Where could Kim Jong Un meet President Donald Trump?

Since U.S. President Donald Trump announced last week he was willing to meet North Korea’s Kim Jong Un, speculation has mounted over where might be chosen to host the first-ever meeting between sitting leaders of the two countries.

Kim has yet to publicly confirm his invitation to meet with Trump in a bid to defuse a standoff over Pyongyang’s nuclear programme, and officials in Seoul and Washington say the exact location and timing of any summit remain to be determined.

But that hasn’t stopped officials, analysts, and other observers from debating the pros and cons of possible summit sites, ranging from North Korea’s capital city of Pyongyang, to the Joint Security Area (JSA) between the two Koreas, to farther afield in other areas of Asia or Europe.

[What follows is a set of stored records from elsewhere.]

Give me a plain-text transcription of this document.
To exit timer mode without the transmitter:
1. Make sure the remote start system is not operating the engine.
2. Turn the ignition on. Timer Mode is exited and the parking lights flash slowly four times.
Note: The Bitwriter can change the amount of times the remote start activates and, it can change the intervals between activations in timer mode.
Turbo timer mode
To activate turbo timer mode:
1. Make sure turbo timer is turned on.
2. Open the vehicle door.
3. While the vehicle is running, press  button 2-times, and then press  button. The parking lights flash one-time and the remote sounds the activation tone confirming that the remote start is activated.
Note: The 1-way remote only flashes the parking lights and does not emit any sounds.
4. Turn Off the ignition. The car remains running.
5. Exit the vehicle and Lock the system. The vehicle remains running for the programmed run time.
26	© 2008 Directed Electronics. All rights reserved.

Here are a few of the top locations being discussed:


One of the most likely sites being discussed is the Joint Security Area in Panmunjom that straddles the Military Demarcation Line between North and South Korea.

It’s the only spot along the heavily fortified Demilitarized Zone (DMZ) where North Korean troops stand face-to-face with South Korean and United Nations Command forces.

“Places like Switzerland, Sweden or Jeju Island have been gaining a lot of attention, but we also view the JSA as a serious option,” an official with South Korea’s presidential Blue House said on Sunday.

Some sceptics see the JSA as a symbol of the Korean War and continued tensions, rather than a place for a peace deal.

However, it would allow Kim and Trump to meet without travelling far from either of their respective security forces or to be seen kowtowing in an “enemy” capital.

Kim is scheduled to meet South Korean President Moon Jae-in at the JSA in April for their first ever summit, and South Korean officials see it as a top contender for a Trump summit as well.

“If North Korea and the U.S., who are the directly involved parties of the truce agreement, hold the summit at Panmunjom, it would hold the significant meaning of turning a symbol of division into one of peace,” the Blue House official said.